Patch Tuesday often results in many late nights testing and applying patches, as organizations face a continuous onslaught of vulnerabilities and patches that can adversely affect IT infrastructure. This preparation guide outlines best practices for preparing, remediating, testing and continually improving your patch management process. It is based on 1000s of customer engagements and is designed to help create and implement a coherent and repeatable patch management process. It is applicable to the full spectrum of high priority security patches released throughout the month, even beyond the monthly Patch Tuesday release from Microsoft.
Laying the Ground Work
1. Discover Assets - Identify all firmware and software on the network and categorize them by platform, department, etc.
2. Agent Maintenance - Ensure that all assets in the network have been fully installed with an automated patch solution. Install new patch management agents where required, if this task has not yet been fully automated with a group policy, login script, or other technique.
3. Classify Value and Risk - Determine which systems are most critical to protect based on the assets housed and/or the function it provides. Define level of risk by criticality of system and how prone it is to attack.
4. Establish Workflow and Groups - Determine ownership, permissions needed and responsibilities for threat identification, testing and remediation across security, IT and business units. Define correlating system groups.
5. Identify Test Groups - Build a representative sample set of each type of machines based on steps (2) and (3), in readiness for patch testing steps (11) and (14).
6. Staff Training - Train applicable staff on vulnerability monitoring and remediation techniques.
Before Patch Tuesday
7. Schedule Resources - Allocate IT resources for Patch Tuesday while also integrating additional patch release schedules from Adobe (starting Q2 2006), Apple (ad hoc), Oracle, and so forth.
8. Reserve Down-Time for Servers - Reserve time slots to be able to deploy patch updates to any mission critical servers within 72 hours of Patch Tuesday release.
9. Watch for Pre- Announcements - Monitor security sites for pre-announcements of patches and discussion of vulnerabilities and possible zero day exploits that they may address from sources such as the Lumension® Endpoint Intelligence Center, SANS, National Vulnerability Database, etc.
10. Confirm Reporting Up-to-Date - Review and update system records of last patch deployments, make sure that all computers are being regularly scanned. Deploy any missing Service Packs, Hotfixes or rollups from prior months if these are still outstanding. Remember that some patches won’t install if you have missing pre requisites.
11. Deploy Missing Updates and Prerequisites - Determine if your software is fully updated or if there are any missing Service Packs, hotfixes or rollups from prior months that are still outstanding.
On Patch Tuesday
12. Study Vendor Information - Microsoft and other vendors provide Webinars, email alerts and comprehensive online information on all new Patch Tuesday updates.
13. Prioritize Potential Patches - Use patch impact (Critical, Important, etc), asset risk and value to prioritize systems for patch testing and deployment.
14. Change Control - Follow any internal planning and approval processes for agreeing on patch deployment.
15. Staged Testing - Testing each patch is vital: automated deployment is very risky and not advised. Be certain to test the patch in each environment of your previously defined groups.

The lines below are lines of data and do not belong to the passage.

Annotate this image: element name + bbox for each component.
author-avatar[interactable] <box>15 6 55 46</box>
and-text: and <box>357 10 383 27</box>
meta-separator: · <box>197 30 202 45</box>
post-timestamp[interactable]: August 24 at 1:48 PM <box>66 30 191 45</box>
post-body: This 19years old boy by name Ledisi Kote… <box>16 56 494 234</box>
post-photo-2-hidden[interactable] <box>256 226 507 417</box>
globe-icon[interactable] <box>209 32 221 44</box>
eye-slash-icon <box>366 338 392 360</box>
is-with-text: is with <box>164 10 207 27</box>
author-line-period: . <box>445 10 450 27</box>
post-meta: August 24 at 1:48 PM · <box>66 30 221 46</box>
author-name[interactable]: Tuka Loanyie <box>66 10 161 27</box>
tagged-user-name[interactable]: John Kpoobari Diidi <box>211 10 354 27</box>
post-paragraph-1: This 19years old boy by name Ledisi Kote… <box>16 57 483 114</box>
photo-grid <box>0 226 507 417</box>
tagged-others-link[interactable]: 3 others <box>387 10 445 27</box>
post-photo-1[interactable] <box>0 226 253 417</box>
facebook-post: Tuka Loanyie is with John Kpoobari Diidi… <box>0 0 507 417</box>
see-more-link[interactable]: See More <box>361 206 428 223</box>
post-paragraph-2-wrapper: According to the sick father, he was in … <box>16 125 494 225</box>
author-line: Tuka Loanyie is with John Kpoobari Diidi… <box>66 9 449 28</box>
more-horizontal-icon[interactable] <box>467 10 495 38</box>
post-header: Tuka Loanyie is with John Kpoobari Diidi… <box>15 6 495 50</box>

16. Installation of the Patches - Stage deployments by system groups and prioritization. Start with smaller, low risk groups, validate that no problems occur, and then work your way to larger and higher risk areas of the network.
After Patch Tuesday
17. Deployment History - Maintain accurate records of all patches deployed, for both internal and external reporting purposes.
18. Calculate Time-to-Deploy - Measure how long it takes to get all servers, desktops and laptops fully patched in your organization, this is a great metric to measure against. Remain vigilant for laptops and VPN connected systems that may connect days (or weeks) after the initial deployment.
19. Monitor for Compliance - Make certain that new or rebuilt systems are “baselined” for their appropriate systems group. Monitor for removal of patches.
20. Checks and Balances - If available use a network scanner, attack scanner or secondary system to validate your system security from a different perspective. This can help identify any anomalous situations due to malware activity within your network.
21. Metrics Improvement - Modify system settings, distribution parameters and so forth to optimize the system better for next month’s updates. WAN optimization, polling frequency and minimizing the patches being detected can all help further optimize performance. Look for computers that did not receive updates at all, or that took unusually long to receive updates.